HOWELL'S ICELAND (1890 - 1901)
by Frank Ponzi
Many Victorians made pilgrimages to the "land of the sagas" during the 19th century. One of them was Frederick W. W. Howell, a young, adventuresome British schoolmaster who would be the first to climb Iceland's highest elevation of Hvannadalshnúkur in 1891 and in 1899, the first to lead a walking-party across the glacier of Langjökull. As a guide to Victorian travellers he was to die in a drowning accident in 1901 leaving behind a legacy of glass-plate photographs. Besides portraying the land, its inhabitants and the sagasteads, these images also depicted the beginnings of change taking place to a long traditional way-of-life now virtually extinct. Using Howell's scattered photographs and a variety of visual and textual material, the author, art historian Frank Ponzi, evokes here Howell's brief life and an important decade of Icelandic history.

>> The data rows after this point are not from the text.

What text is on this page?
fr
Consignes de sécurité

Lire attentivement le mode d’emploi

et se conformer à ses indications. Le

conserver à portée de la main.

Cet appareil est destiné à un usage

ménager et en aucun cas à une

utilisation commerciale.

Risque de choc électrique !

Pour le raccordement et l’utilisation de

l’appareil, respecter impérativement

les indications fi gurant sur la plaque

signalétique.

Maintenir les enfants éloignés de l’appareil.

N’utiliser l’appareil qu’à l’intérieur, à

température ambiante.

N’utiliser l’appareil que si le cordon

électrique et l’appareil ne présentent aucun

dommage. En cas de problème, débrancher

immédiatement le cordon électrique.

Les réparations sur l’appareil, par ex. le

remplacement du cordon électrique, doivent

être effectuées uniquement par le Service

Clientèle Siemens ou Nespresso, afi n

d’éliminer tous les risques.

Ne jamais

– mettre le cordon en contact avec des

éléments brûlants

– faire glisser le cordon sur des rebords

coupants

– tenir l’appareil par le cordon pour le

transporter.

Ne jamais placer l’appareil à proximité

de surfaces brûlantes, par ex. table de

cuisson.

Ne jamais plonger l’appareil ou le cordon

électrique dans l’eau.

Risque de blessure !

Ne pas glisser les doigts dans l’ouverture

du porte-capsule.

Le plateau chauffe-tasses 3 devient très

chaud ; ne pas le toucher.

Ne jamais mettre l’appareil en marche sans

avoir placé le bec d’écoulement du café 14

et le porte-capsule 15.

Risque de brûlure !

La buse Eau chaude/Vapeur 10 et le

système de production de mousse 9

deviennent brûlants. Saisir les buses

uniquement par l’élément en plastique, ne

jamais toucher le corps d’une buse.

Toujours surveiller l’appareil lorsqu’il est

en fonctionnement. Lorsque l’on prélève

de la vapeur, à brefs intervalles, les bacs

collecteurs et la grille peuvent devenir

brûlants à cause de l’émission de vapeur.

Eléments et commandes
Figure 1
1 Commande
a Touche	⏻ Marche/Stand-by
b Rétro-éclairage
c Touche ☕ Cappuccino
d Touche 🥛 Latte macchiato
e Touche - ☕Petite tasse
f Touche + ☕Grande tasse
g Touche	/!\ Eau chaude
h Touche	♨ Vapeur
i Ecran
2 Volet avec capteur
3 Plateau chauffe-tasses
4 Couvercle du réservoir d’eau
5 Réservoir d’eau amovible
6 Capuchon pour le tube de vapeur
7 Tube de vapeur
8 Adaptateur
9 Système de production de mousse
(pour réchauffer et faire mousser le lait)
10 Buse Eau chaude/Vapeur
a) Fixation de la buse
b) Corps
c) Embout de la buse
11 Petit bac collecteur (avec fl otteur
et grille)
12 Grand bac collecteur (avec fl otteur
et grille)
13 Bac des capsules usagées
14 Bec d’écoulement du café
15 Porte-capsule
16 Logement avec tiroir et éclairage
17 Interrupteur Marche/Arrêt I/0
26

Having both English and Icelandic texts, this large format edition (11½ x 12½ in.) contains 214 pages of 376 photographs with additional illustrations and maps.
COVER IMAGE:
Published by Brennholt, 2004.The family at Brattholt was photographed by Howell in 1898. At this time Brattholt was the home of today´s legendary Sigríður Tómasdóttir, who, unbeknownst to him, would later save the nation's natural treasure of Gullfoss (Golden Falls) from falling into commercial hands wanting to exploit its water-power potential. The prescient "ecological" heroine is seen framed in the Brattholt doorway seated at right with her mother and sisters. She holds a bouquet of wild native flowers.